As evident in the first chart above, the VIX (implied volatility) can remain low for extended periods of time. The VIX simply reflects expectation about risk in the future, and the price investors are willing to pay to hedge that risk. Therefore, a low level of implied volatility simply reflects extremely bullish investor expectations and indifference towards risk. Similarly, there is nothing to say realized volatility can’t continue to trend lower. Over the last few years, and certainly over the last several months, the equity market has shown a tendency to ignore negative news and rally nevertheless. In fact, during the 15% rise in the S&P 500 following the US election, the market shook off increased dysfunction and potential scandal in Washington, rising geopolitical tensions and terrorist activity, potential political upheaval in developed Europe, the prospect of continued tightening by the Fed, and a very weak 0.7% first quarter GDP growth number out of the US. Even May 2017 delivered lower volatility, even with a 46% one-day gain in the VIX, which was erased in a matter of days.

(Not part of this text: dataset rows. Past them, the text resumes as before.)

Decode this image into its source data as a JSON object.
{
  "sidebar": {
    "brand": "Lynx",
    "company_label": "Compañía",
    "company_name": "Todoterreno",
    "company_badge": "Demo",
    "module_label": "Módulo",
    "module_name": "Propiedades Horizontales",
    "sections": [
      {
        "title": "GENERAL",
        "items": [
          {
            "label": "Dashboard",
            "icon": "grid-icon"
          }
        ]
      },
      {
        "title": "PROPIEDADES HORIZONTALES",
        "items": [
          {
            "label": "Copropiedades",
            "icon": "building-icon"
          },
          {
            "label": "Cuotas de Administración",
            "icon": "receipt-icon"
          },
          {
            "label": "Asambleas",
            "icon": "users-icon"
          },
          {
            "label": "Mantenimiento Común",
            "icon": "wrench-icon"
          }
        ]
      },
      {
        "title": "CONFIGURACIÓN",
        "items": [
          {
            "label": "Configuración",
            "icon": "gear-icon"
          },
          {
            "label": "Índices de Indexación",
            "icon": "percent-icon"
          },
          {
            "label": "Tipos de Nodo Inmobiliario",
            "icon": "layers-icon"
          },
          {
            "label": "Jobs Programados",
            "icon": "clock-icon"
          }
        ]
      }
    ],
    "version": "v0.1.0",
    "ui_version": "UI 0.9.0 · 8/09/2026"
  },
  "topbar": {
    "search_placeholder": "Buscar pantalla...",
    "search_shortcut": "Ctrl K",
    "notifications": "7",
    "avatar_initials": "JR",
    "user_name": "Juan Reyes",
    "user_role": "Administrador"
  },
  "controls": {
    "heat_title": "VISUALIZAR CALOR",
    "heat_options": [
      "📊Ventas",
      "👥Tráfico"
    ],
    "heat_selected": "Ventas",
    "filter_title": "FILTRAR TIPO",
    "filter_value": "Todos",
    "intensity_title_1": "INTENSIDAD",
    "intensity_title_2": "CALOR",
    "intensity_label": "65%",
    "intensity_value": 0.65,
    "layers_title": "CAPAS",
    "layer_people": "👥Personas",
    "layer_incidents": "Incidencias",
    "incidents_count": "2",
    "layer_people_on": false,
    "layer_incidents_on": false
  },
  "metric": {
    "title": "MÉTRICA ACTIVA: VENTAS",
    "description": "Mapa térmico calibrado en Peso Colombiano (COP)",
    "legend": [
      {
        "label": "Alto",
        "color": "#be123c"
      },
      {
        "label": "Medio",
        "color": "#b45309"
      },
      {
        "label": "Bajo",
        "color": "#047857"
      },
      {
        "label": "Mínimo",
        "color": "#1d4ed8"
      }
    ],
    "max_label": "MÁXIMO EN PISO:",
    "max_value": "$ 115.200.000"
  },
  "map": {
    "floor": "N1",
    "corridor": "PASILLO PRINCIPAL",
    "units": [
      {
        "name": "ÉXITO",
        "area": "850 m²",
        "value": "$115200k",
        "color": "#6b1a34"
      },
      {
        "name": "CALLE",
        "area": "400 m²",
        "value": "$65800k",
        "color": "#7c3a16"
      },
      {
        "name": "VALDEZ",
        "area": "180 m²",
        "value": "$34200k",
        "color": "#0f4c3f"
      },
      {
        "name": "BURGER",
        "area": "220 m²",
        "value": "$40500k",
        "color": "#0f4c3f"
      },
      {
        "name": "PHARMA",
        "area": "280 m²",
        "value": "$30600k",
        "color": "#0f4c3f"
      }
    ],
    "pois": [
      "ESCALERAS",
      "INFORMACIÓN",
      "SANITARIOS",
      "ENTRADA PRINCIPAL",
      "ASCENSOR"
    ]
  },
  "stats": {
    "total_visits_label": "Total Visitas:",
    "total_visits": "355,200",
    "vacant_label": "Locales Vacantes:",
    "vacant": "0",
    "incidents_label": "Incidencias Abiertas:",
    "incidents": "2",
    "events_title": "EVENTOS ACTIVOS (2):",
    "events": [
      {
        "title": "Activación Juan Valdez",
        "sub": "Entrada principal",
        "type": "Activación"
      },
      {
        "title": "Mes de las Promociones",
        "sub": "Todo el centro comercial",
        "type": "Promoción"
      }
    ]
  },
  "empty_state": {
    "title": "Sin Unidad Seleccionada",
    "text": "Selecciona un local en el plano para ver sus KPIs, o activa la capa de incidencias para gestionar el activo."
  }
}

There are endless potential reasons for the market’s resilience over the last few years, including easy monetary policy by the Fed, ZIRP/NIRP from global central banks pushing investors into riskier assets including stocks, and fund flows dominating the market due to the growing force of passive investors. Perhaps these forces can continue to support the market indefinitely, leading investors into a glorious post-volatility world. However, with the Fed recently announcing plans to unwind its enormous bond portfolio, the “central bank put” could be in question. In addition, flows from passive vehicles could prove a double-edged sword for markets, meaningfully impactful on the way down as on the way up, particularly for funds with significantly mismatched liquidity.
Low volatility does present inherent risks to portfolio construction, particularly for certain types of strategies that use backward-looking volatility metrics for position sizing and risk management. A well-known version of this is a metric known as Value-at-Risk (VaR); VaR’s role in the 1998 LTCM downfall and 2007-2008 credit crisis has been widely covered. Essentially, these types of models rely on, among other things, trailing historical volatility to infer how much a portfolio can lose in a given period. With such a prolonged period of benign markets, these strategies are susceptible to volatility shocks, as complacent investor behavior causes an undervaluation of the real potential losses of the portfolio. The real risk in the portfolio is only realized ex-post, when the volatility environment changes and a market shock occurs. Particularly for strategies with leverage, this could potentially lead to a cascade effect, whereby increased volatility causes further selling pressure, further raising volatility, and so on.
To be clear, we are not forecasting another 2007-2009 scenario, but we are mindful of the dangers from persistently low volatility on investor behavior and portfolio risk modeling, even more so when leverage is added to the equation. Whether this is the calm before the storm remains to be seen; bubbles are always easiest spotted with the benefit of hindsight. However, at a time when valuations are sky-high by most metrics, margin debt remains near all-time highs, and geopolitical risk is rising, we view the historically low market volatility as a potential sign of apathy, not an all-clear signal.